The energy of Spot Company members was easily matched by those who gathered to support them. A crowd of about 100—the largest The Spot has hosted at a fundraiser—easily matched their fundraising goal of $100,000, with a little extra to boot.

“What they’re doing on a shoestring budget is amazing. What they’re doing for young people is  amazing,” said Jane Springman, as Carol Shephard nodded.

Last year—The Spot’s sixth season—saw just one show. And it was a virtual one.

“It’s been a dry spell but we’re back in action,” said Mike Wade, board president. “The Spot produces fearless theater. Having grown from actors right out of school with no resources, now they’re taking it to the next level, as they train other young actors.”

The Spot added an HVAC system and air conditioning to its small theater space in Ketchum’s industrial district during the pandemic. Company members also hammered out a strategic plan for the next three to five years and gave dozens of private lessons in public speaking and more.

“When we designed the Spot Young Company, we dreamed of that—a company composed of compassionate young people who want to grow their craft,” said Spot Company member Peter Burke. “We want them to know they have a purpose. We want them to know they belong and we want them to know that they’re enough just the way they are.”

Mattigan Monschke, who is going into her senior year, is one of those young people. Not only has she taken part in Spot Young Company musicals but she has been taking private lessons at The Spot during the pandemic.

“I can say the lessons I learned I would not trade for anything,” said Monschke, who plans to pursue theater in college.

Susan Flynt was introduced to the young people who founded The Spot by her son Travis who went to school with Kevin Wade and now is in New York hoping to achieve his acting aspirations. She’s become a sort of Mother Hen, serving as development chair for The Spot.

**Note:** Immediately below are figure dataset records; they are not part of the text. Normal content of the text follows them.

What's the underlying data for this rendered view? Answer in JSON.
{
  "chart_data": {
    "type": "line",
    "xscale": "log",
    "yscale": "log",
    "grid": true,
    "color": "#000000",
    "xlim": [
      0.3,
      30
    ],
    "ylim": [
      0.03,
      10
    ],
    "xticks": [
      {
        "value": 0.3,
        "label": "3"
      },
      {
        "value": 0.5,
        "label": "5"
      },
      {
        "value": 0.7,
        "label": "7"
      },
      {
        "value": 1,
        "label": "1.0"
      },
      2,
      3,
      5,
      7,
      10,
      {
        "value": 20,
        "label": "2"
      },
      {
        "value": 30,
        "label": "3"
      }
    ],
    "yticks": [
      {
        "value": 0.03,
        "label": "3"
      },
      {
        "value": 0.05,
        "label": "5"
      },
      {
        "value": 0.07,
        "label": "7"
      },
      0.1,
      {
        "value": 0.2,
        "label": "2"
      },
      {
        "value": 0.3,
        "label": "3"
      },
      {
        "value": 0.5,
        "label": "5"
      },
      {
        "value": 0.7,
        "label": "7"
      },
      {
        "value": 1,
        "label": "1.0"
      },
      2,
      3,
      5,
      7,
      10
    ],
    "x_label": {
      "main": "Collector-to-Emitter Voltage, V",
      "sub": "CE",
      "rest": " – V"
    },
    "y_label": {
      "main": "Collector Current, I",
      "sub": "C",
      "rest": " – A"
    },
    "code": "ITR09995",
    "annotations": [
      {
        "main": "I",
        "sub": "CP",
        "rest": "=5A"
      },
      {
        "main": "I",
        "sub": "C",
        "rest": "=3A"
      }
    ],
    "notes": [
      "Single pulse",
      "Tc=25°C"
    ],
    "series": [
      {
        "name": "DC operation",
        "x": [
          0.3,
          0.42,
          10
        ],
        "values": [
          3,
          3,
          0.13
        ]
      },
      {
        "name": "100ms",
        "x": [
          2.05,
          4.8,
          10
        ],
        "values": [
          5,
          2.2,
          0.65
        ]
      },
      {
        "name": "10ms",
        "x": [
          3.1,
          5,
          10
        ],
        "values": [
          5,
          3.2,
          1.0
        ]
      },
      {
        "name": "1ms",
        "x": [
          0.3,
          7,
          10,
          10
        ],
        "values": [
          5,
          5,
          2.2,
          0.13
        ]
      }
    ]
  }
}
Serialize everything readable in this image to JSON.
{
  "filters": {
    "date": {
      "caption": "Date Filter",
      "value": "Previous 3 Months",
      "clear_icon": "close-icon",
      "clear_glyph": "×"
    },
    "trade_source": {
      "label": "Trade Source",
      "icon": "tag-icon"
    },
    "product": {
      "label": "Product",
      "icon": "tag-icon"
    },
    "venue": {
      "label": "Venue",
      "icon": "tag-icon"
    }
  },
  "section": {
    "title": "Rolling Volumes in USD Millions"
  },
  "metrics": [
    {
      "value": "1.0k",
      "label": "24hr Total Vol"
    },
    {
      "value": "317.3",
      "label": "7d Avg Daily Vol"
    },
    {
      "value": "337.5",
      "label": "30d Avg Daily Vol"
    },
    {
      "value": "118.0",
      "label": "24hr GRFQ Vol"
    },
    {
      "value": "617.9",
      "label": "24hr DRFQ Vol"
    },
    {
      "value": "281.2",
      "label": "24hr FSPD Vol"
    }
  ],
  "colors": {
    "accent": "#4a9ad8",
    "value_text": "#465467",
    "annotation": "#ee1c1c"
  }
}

“I’ve been to every play. I love seeing how a story plays out on stage,” she said. “I like that they have as their mission the idea that everyone should be able to go to the theater. I like that a lot of the shows they do are very impactful to our world socially and politically. And the group is just so much fun.”

Maija and Al Eerkes also attend every show they can.

“I love the intimacy—being so close to actors,” said Maija Eerkes.

“They do some edgy stuff, which you generally either love or hate,” added Al Eerkes. “And they’ve had some fascinating shows.”